This removes ClawVisor as a hard dependency for getting started.

Co-Authored-By: Claude Opus 4.6 (1M context) <noreply@anthropic.com>

* docs: add implementation guides with pseudocode and test suggestions

Every recipe now includes an "Implementation Guide" section with:

- Production-tested pseudocode the agent can follow to build each collector
- Edge cases and failure modes discovered in real deployment
- Non-obvious implementation details (why the 48h staleness heuristic,
  why Gmail links need authuser, why SSE responses need double-parsing)
- Test suggestions: what the agent should verify after setup

email-to-brain: noise filtering algorithm, signature detection patterns,
  Gmail link generation (authuser is critical), sent-mail dedup

x-to-brain: deletion detection with 3 heuristics (7-day, 48h staleness,
  API verification), engagement velocity thresholds (50 min for 2x, 100
  absolute jump), atomic writes, stdout contract, rate limit handling

calendar-to-brain: smart chunking (monthly for sparse years, weekly for
  dense), attendee filtering (rooms, groups, distros), merge-with-existing
  (only replace ## Calendar section), date/time parsing edge cases

meeting-sync: SSE double-JSON parsing, idempotency double-check (grep +
  filename), auto-tagging from meeting names, git commit after sync

Co-Authored-By: Claude Opus 4.6 (1M context) <noreply@anthropic.com>

* docs: 6 new guides from production patterns (wintermute extraction)
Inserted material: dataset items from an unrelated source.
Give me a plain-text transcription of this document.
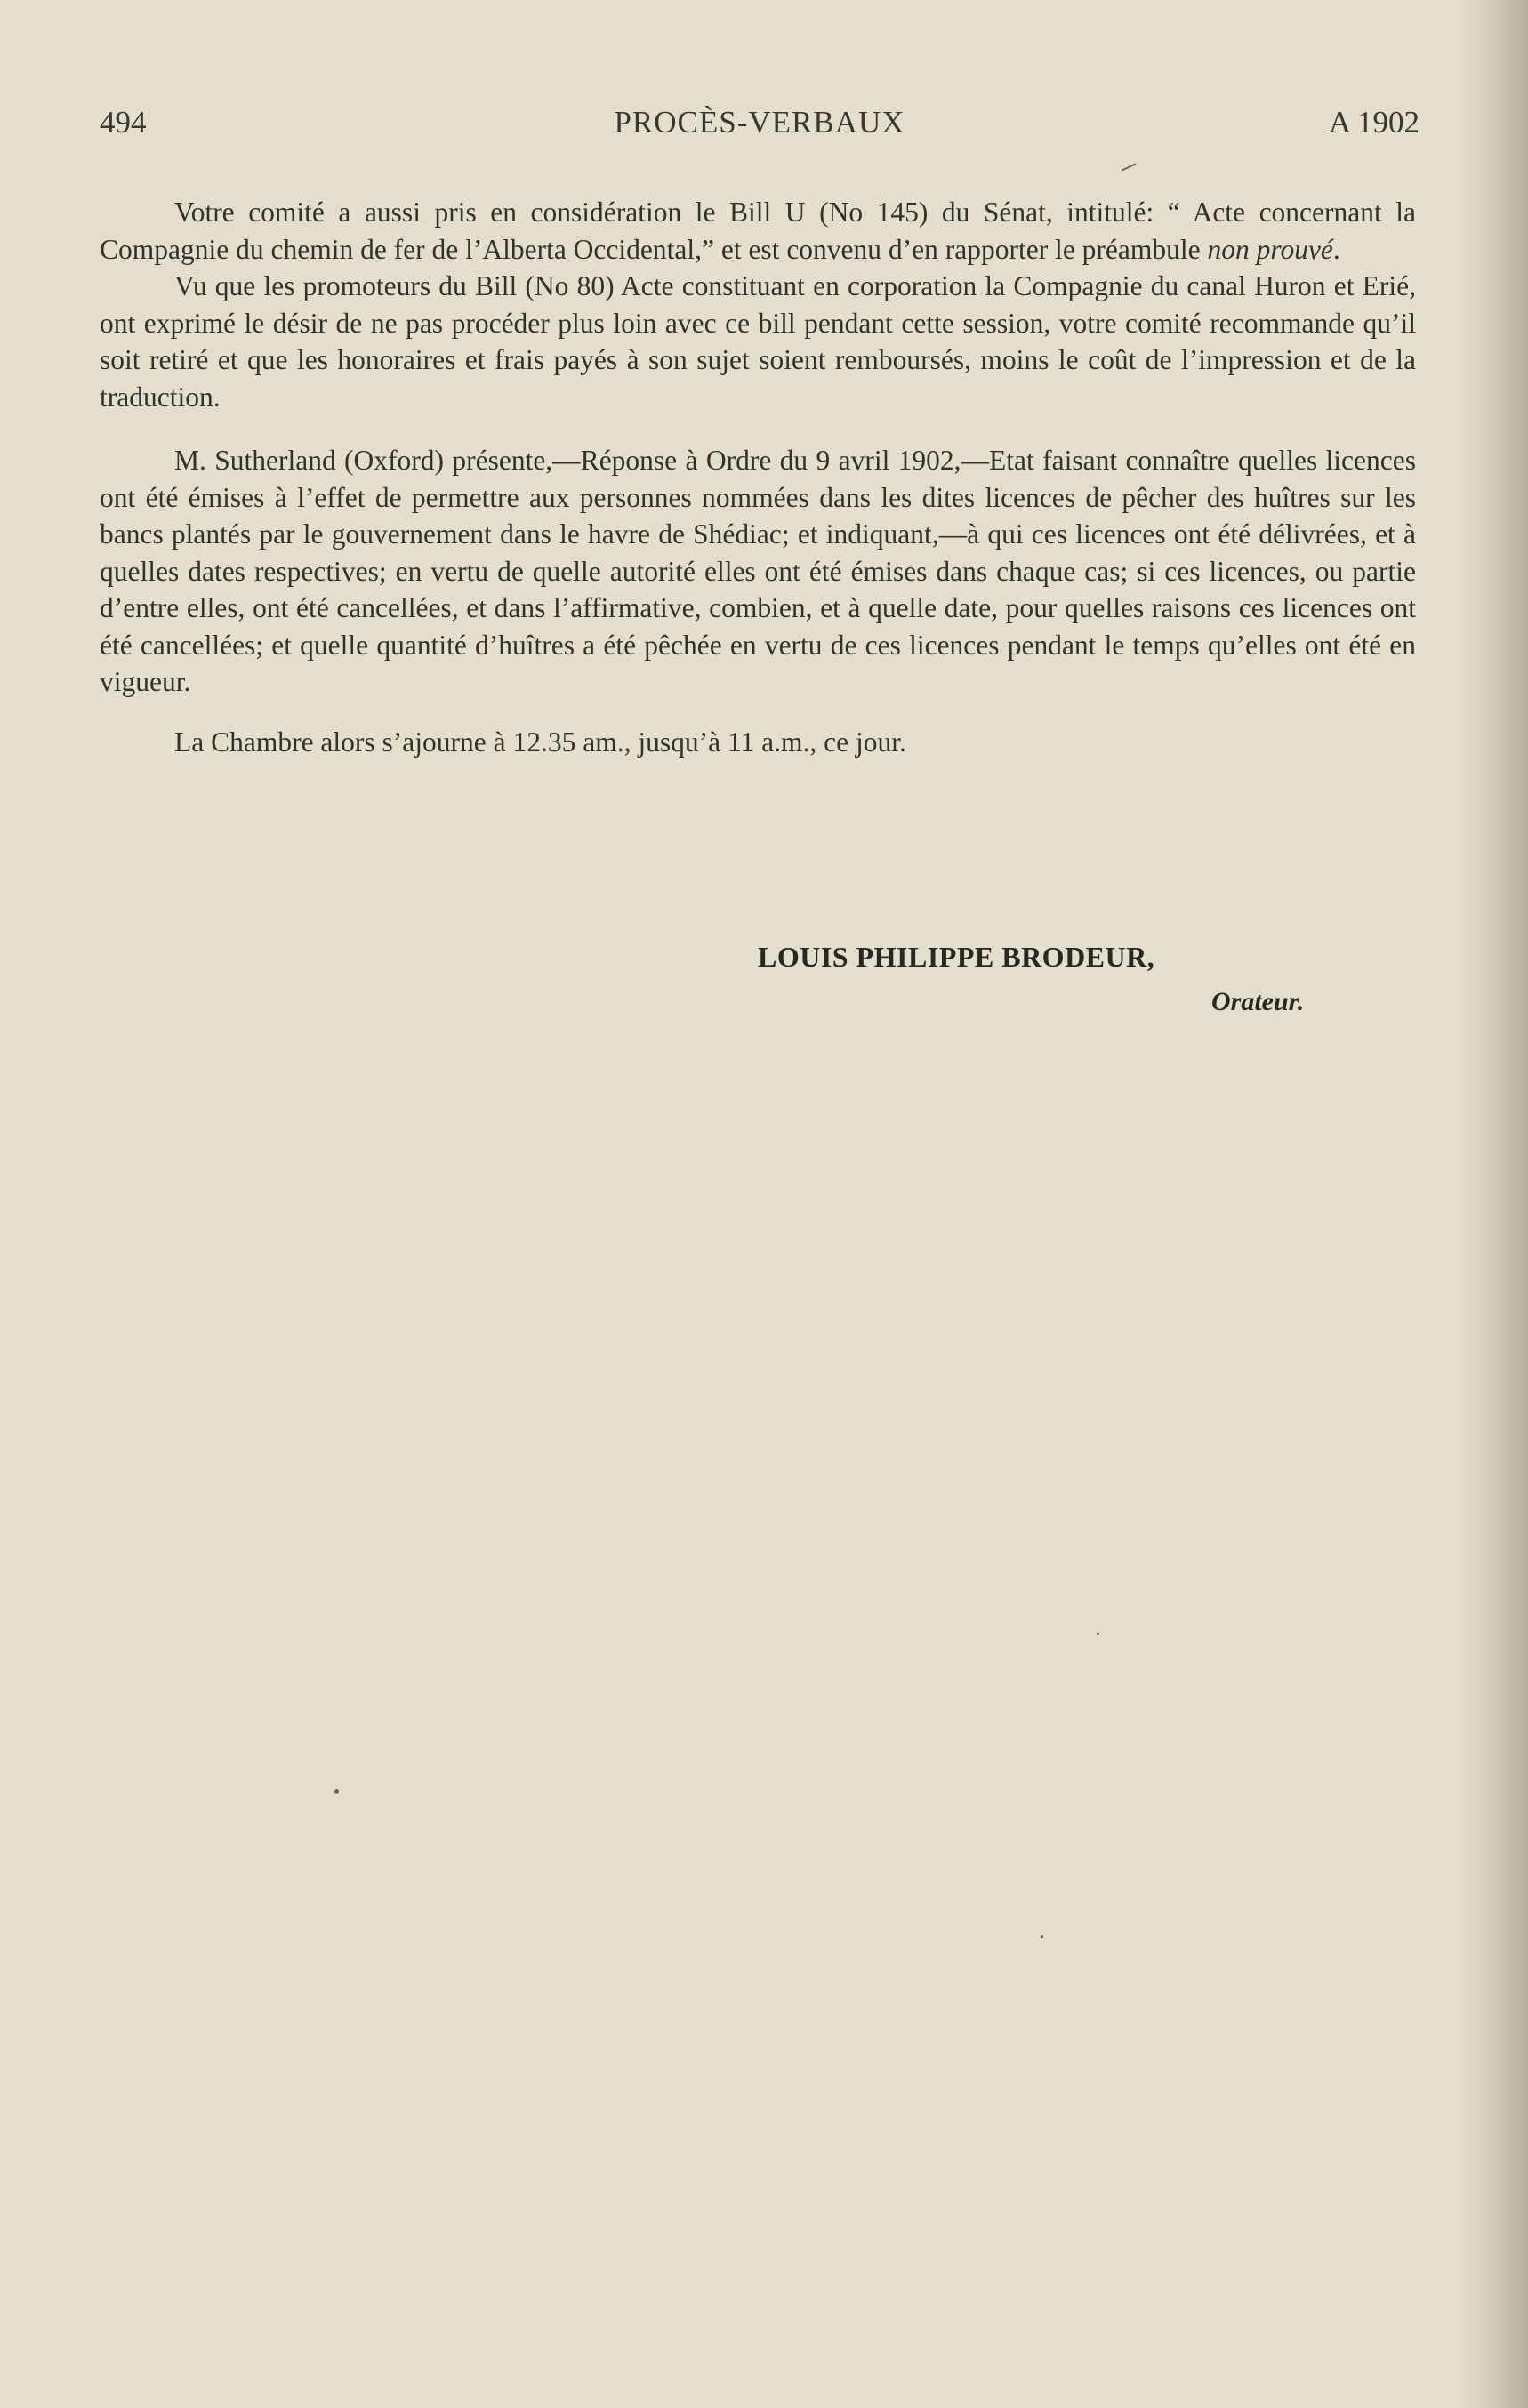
494	PROCÈS-VERBAUX	A 1902

Votre comité a aussi pris en considération le Bill U (No 145) du Sénat, intitulé: “ Acte concernant la Compagnie du chemin de fer de l’Alberta Occidental,” et est convenu d’en rapporter le préambule non prouvé.

Vu que les promoteurs du Bill (No 80) Acte constituant en corporation la Compagnie du canal Huron et Erié, ont exprimé le désir de ne pas procéder plus loin avec ce bill pendant cette session, votre comité recommande qu’il soit retiré et que les honoraires et frais payés à son sujet soient remboursés, moins le coût de l’impression et de la traduction.

M. Sutherland (Oxford) présente,—Réponse à Ordre du 9 avril 1902,—Etat faisant connaître quelles licences ont été émises à l’effet de permettre aux personnes nommées dans les dites licences de pêcher des huîtres sur les bancs plantés par le gouvernement dans le havre de Shédiac; et indiquant,—à qui ces licences ont été délivrées, et à quelles dates respectives; en vertu de quelle autorité elles ont été émises dans chaque cas; si ces licences, ou partie d’entre elles, ont été cancellées, et dans l’affirmative, combien, et à quelle date, pour quelles raisons ces licences ont été cancellées; et quelle quantité d’huîtres a été pêchée en vertu de ces licences pendant le temps qu’elles ont été en vigueur.

La Chambre alors s’ajourne à 12.35 am., jusqu’à 11 a.m., ce jour.

LOUIS PHILIPPE BRODEUR,
Orateur.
New guides extracted and generalized from production deployment:

- repo-architecture.md: Two-repo pattern (agent behavior vs world knowledge).
  Strict boundary rules, decision tree, hard rule: never write knowledge
  to the agent repo.

- sub-agent-routing.md: Model routing table by task type. Signal detector
  pattern (spawn Sonnet on every message). Research pipeline pattern
  (Opus plans, DeepSeek executes, Opus synthesizes). Cost optimization.
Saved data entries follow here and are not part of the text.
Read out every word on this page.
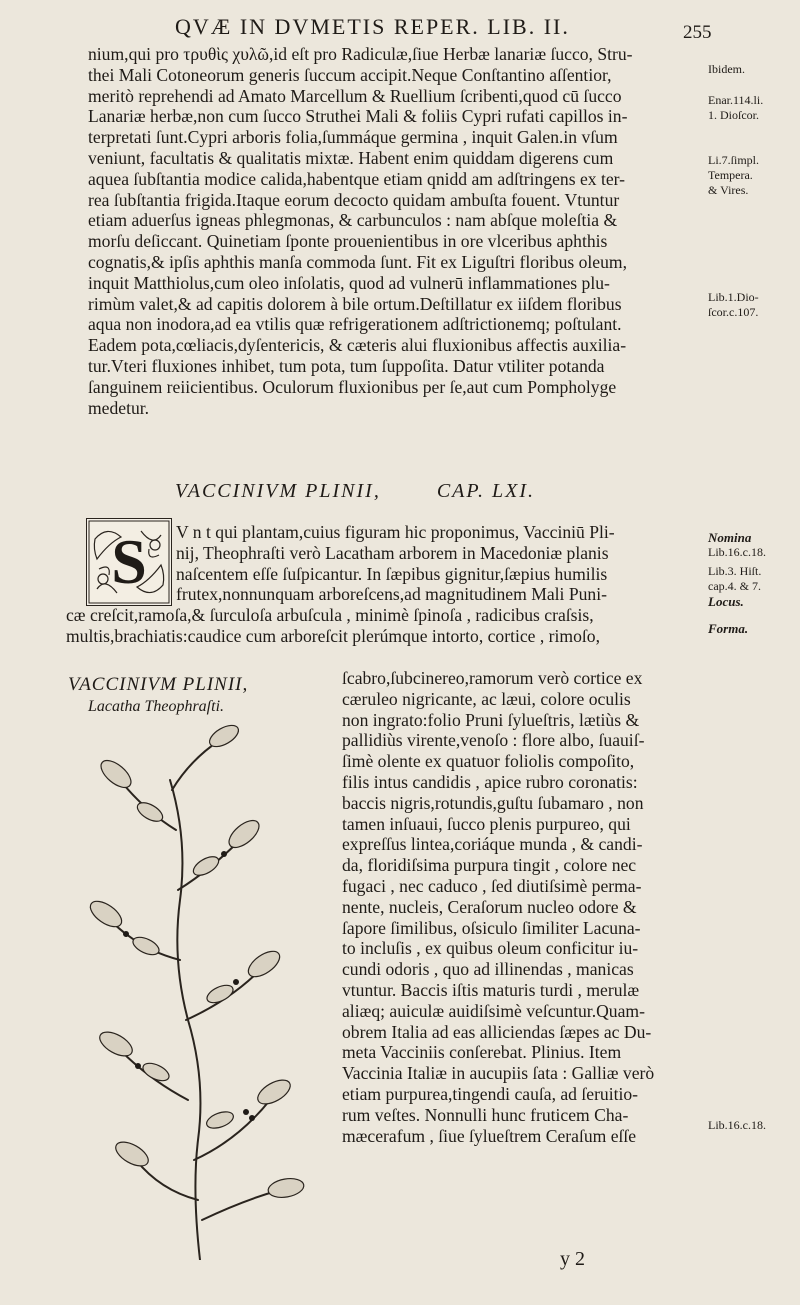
QVÆ IN DVMETIS REPER. LIB. II.	255

nium,qui pro τρυθὶς χυλῶ,id eſt pro Radiculæ,ſiue Herbæ lanariæ ſucco, Stru-

thei Mali Cotoneorum generis ſuccum accipit.Neque Conſtantino aſſentior,

meritò reprehendi ad Amato Marcellum & Ruellium ſcribenti,quod cū ſucco

Lanariæ herbæ,non cum ſucco Struthei Mali & foliis Cypri rufati capillos in-

terpretati ſunt.Cypri arboris folia,ſummáque germina , inquit Galen.in vſum

veniunt, facultatis & qualitatis mixtæ. Habent enim quiddam digerens cum

aquea ſubſtantia modice calida,habentque etiam qnidd am adſtringens ex ter-

rea ſubſtantia frigida.Itaque eorum decocto quidam ambuſta fouent. Vtuntur

etiam aduerſus igneas phlegmonas, & carbunculos : nam abſque moleſtia &

morſu deſiccant. Quinetiam ſponte prouenientibus in ore vlceribus aphthis

cognatis,& ipſis aphthis manſa commoda ſunt. Fit ex Liguſtri floribus oleum,

inquit Matthiolus,cum oleo inſolatis, quod ad vulnerū inflammationes plu-

rimùm valet,& ad capitis dolorem à bile ortum.Deſtillatur ex iiſdem floribus

aqua non inodora,ad ea vtilis quæ refrigerationem adſtrictionemq; poſtulant.

Eadem pota,cœliacis,dyſentericis, & cæteris alui fluxionibus affectis auxilia-

tur.Vteri fluxiones inhibet, tum pota, tum ſuppoſita. Datur vtiliter potanda

ſanguinem reiicientibus. Oculorum fluxionibus per ſe,aut cum Pompholyge

medetur.

Ibidem.
Enar.114.li.
1. Dioſcor.
Li.7.ſimpl.
Tempera.
& Vires.
Lib.1.Dio-
ſcor.c.107.
VACCINIVM PLINII,        CAP. LXI.
S V n t qui plantam,cuius figuram hic proponimus, Vacciniū Pli-

nij, Theophraſti verò Lacatham arborem in Macedoniæ planis

naſcentem eſſe ſuſpicantur. In ſæpibus gignitur,ſæpius humilis

frutex,nonnunquam arboreſcens,ad magnitudinem Mali Puni-

cæ creſcit,ramoſa,& ſurculoſa arbuſcula , minimè ſpinoſa , radicibus craſsis,

multis,brachiatis:caudice cum arboreſcit plerúmque intorto, cortice , rimoſo,

VACCINIVM PLINII,
Lacatha Theophraſti.

ſcabro,ſubcinereo,ramorum verò cortice ex

cæruleo nigricante, ac læui, colore oculis

non ingrato:folio Pruni ſylueſtris, lætiùs &

pallidiùs virente,venoſo : flore albo, ſuauiſ-

ſimè olente ex quatuor foliolis compoſito,

filis intus candidis , apice rubro coronatis:

baccis nigris,rotundis,guſtu ſubamaro , non

tamen inſuaui, ſucco plenis purpureo, qui

expreſſus lintea,coriáque munda , & candi-

da, floridiſsima purpura tingit , colore nec

fugaci , nec caduco , ſed diutiſsimè perma-

nente, nucleis, Ceraſorum nucleo odore &

ſapore ſimilibus, oſsiculo ſimiliter Lacuna-

to incluſis , ex quibus oleum conficitur iu-

cundi odoris , quo ad illinendas , manicas

vtuntur. Baccis iſtis maturis turdi , merulæ

aliæq; auiculæ auidiſsimè veſcuntur.Quam-

obrem Italia ad eas alliciendas ſæpes ac Du-

meta Vacciniis conſerebat. Plinius. Item

Vaccinia Italiæ in aucupiis ſata : Galliæ verò

etiam purpurea,tingendi cauſa, ad ſeruitio-

rum veſtes. Nonnulli hunc fruticem Cha-

mæcerafum , ſiue ſylueſtrem Ceraſum eſſe

Nomina
Lib.16.c.18.
Lib.3. Hiſt.
cap.4. & 7.
Locus.
Forma.
Lib.16.c.18.
y 2
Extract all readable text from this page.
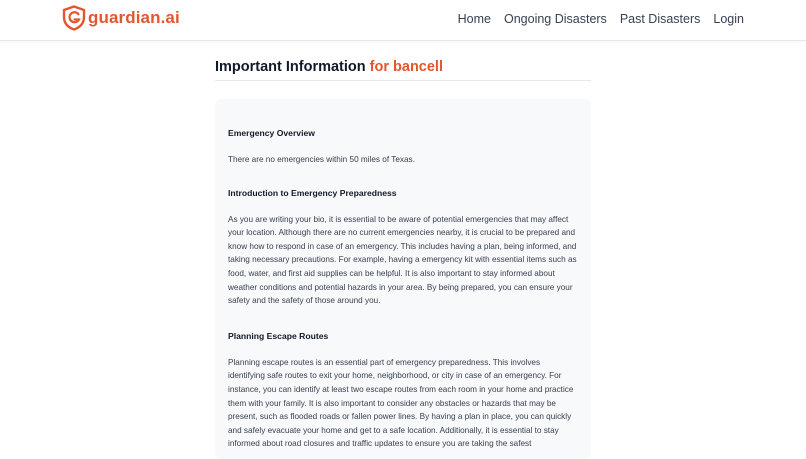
guardian.ai	Home Ongoing Disasters Past Disasters Login
Important Information for bancell

Emergency Overview

There are no emergencies within 50 miles of Texas.

Introduction to Emergency Preparedness

As you are writing your bio, it is essential to be aware of potential emergencies that may affect your location. Although there are no current emergencies nearby, it is crucial to be prepared and know how to respond in case of an emergency. This includes having a plan, being informed, and taking necessary precautions. For example, having a emergency kit with essential items such as food, water, and first aid supplies can be helpful. It is also important to stay informed about weather conditions and potential hazards in your area. By being prepared, you can ensure your safety and the safety of those around you.

Planning Escape Routes

Planning escape routes is an essential part of emergency preparedness. This involves identifying safe routes to exit your home, neighborhood, or city in case of an emergency. For instance, you can identify at least two escape routes from each room in your home and practice them with your family. It is also important to consider any obstacles or hazards that may be present, such as flooded roads or fallen power lines. By having a plan in place, you can quickly and safely evacuate your home and get to a safe location. Additionally, it is essential to stay informed about road closures and traffic updates to ensure you are taking the safest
- skill-development.md: 5-step cycle (concept, prototype, evaluate, codify,
  cron). MECE discipline (no overlapping skills). Quality bar checklist.
  "If you ask twice, it should already be a skill."

- idea-capture.md: Originality distribution rating (0-100 across 4
  populations). Depth test ("could someone unfamiliar understand WHY?").
  Deep cross-linking mandate. Notability filtering.

- quiet-hours.md: Hold notifications 11pm-8am local time. Held messages
  directory pattern. Timezone-aware delivery. Morning briefing pickup.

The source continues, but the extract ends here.